I guess we would simply call it 'draining' in the UK.

The term 'tiling' must presumably originate from where the drain pipes were indeed tubular clay tiles, about 15" long, and available in various diameters (2", 3", 4" and 6" being common) originally laid by hand in a trenches dug by hand, but now superdeded by the kind of continuous lengths of perforated plastic piping as seem in the pictures (widely known as 'wavincoil' in the UK), laid in trenches dug by machine.

The 'trenchless' machines pictured are of limited use in most areas of the UK, simply because of very stoney subsoil in most of the areas that most need drained.

The biggest advantage of the old clay tile was (still is, where they exist!) that if a pipe becomes choked, it's much easier to dig up the offending section, slip out a section of tile, clear with drain rods, and re-insert the tile section!

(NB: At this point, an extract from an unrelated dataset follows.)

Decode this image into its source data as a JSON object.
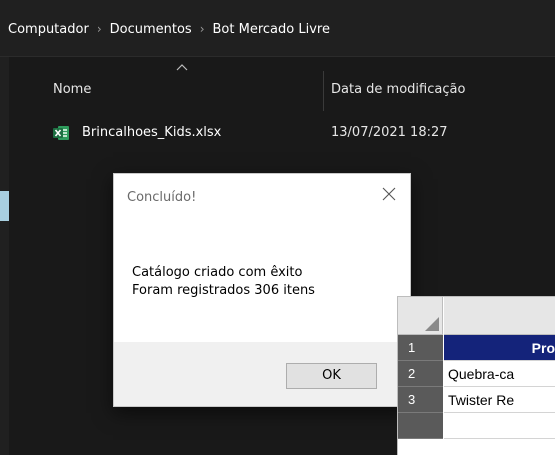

By the way, I'm an expert, from 30 years of clearing choked drains by hand!!!

Jim
 
I spent a lot of time in a ditch behind a backhoe in my younger years. About once a year we'd hire the local contractor to come in and dig trenches, and we'd install perforated plastic drainage tile in those trenches.

Sometimes it was like digging for gold. When we'd hit gravel or a spring, we'd follow it as far as it went as long as there was still "fall" to the trench.
 
Around here the land is flat and it was known as the black swamp. Tile have always been important here and now most type on 30 foot centers.